Government ownership and the appointment of experienced staff rather than political appointments needs to be encouraged. In its development and implementation of DDR III, the government of the DRC may benefit from external technical assistance to improve the quality of the programme and monitor its implementation. The organisations signatories to this letter understand that currently, funding of the DDR plan has not been confirmed but that donors have been approached for support. Using its financial leverage, donors should ensure that the plan reaches a standard that is fit for purpose and prevents failures of DDR programs in the past.
In particular, we recommend that the final DDR III plan includes the following points regarding reintegration:
- The government’s DDR plan should work within already-existing structures. This includes working in alignment with initiatives taking place through the ISSSS and other peace frameworks, such as the PSCF, to ensure compatibility and a wider impact on community reconciliation and local peacebuilding.
- Reintegration must not be approached as a technical solution to a political problem. The process must be seen in the context of wider political processes that address the underlying causes of conflict in eastern DRC.
- Ex-combatants should to the greatest possible degree be reintegrated into their communities of origin. Reintegration into the FARDC needs to be linked to a separate vetting and SSR process. The proposal to relocate ex-combatants not joining the army permanently to the west of the country must be ruled out. Communities should be involved in the whole reintegration process, from design to implementation. The communities located around reintegration centres should be consulted, and continuous dialogue must take place with those affected by the returns of former combatants.
- The focus should be on community reconciliation efforts and building the skills of excombatants in order to give them viable livelihood alternatives. Reintegration projects should be designed with community members before civic reintegration of combatants in order to benefit the whole community, to promote better reintegration economic and social interdependence, and in order to reduce hostile attitudes of communities towards ex-combatants.
- Women combatants and women associated with armed groups should benefit fully from reintegration projects, as should children and disabled ex-combatants. Mechanisms should be put in place to account for their specific needs, and the psychological needs of ex-combatants must be properly addressed.
- In order to properly provide a follow-up throughout the five-year DDR process, each excombatant must be issued with a case worker to oversee their progress.
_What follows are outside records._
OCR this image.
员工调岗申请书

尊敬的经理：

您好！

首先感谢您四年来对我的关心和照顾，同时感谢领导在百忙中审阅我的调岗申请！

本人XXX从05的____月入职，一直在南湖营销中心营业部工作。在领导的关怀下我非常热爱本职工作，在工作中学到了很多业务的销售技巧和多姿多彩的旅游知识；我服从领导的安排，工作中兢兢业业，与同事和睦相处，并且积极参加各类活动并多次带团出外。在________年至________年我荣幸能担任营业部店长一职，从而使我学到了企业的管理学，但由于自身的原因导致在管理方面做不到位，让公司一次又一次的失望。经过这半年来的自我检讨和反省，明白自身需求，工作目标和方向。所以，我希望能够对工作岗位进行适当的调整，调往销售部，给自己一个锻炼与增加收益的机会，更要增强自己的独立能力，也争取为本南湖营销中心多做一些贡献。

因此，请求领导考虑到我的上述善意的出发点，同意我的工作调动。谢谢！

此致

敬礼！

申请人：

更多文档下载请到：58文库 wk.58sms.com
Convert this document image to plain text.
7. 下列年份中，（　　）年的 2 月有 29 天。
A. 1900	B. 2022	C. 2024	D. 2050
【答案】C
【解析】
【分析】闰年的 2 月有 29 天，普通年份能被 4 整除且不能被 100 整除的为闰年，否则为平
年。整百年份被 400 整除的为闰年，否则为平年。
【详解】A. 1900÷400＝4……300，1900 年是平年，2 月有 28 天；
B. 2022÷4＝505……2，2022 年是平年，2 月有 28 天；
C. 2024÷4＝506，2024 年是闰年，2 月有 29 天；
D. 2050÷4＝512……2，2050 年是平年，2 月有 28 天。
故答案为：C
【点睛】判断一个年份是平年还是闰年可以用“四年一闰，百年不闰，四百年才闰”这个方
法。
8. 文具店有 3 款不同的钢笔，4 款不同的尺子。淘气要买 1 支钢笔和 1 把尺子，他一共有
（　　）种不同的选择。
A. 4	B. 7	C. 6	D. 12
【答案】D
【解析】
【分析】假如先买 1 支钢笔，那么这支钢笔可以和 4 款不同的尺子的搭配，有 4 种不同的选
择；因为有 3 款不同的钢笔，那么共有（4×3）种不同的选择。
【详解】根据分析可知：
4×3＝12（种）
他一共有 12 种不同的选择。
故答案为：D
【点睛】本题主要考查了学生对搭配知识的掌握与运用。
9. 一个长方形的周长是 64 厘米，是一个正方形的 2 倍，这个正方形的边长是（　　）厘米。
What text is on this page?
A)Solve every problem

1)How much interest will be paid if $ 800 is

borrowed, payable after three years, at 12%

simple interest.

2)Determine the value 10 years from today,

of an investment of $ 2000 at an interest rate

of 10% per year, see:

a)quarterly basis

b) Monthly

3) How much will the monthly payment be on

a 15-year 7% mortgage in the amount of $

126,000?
These case workers should maintain good contact with the community as a whole in order to ensure proper attention to wider concerns. The resources for this must be clearly defined by the government, in addition to realistic ratios.
- Finally, a comprehensive and long-term monitoring and evaluation tool must be elaborated to ensure the successful implementation of the DDR plan and monitor its progress, particular around reintegration. This could work within the framework of the ISSSS revised monitoring and evaluation tool, to ensure impact on an aggregate level is achieved. This would allow for adaptability of the plan, enabling the government to rapidly respond to immediate concerns and to fine-tune the reintegration concept over time. This could be facilitated by a gradual release of funding based on progress and accountability, including milestones set out with the government of DRC. To prevent funding from being misused, as occurred with previous DDR programs in the DRC, an independent financial oversight board should be established.
It is paramount to respond immediately to the needs of surrendering combatants, and for this reason the plan must move forward both in its design and its implementation. However, to go beyond emergency assistance and ensure the sustainability of the overall DDR plan, it is essential that the process is neither rushed nor incomplete. DDR for the numerous armed groups present in eastern DRC is one of the critical challenges for lasting peace in the wider region. The successful reintegration of thousands of ex-combatants into civilian communities is crucial: the alternative is to see them pose a continued threat to civilian safety and stability in DRC.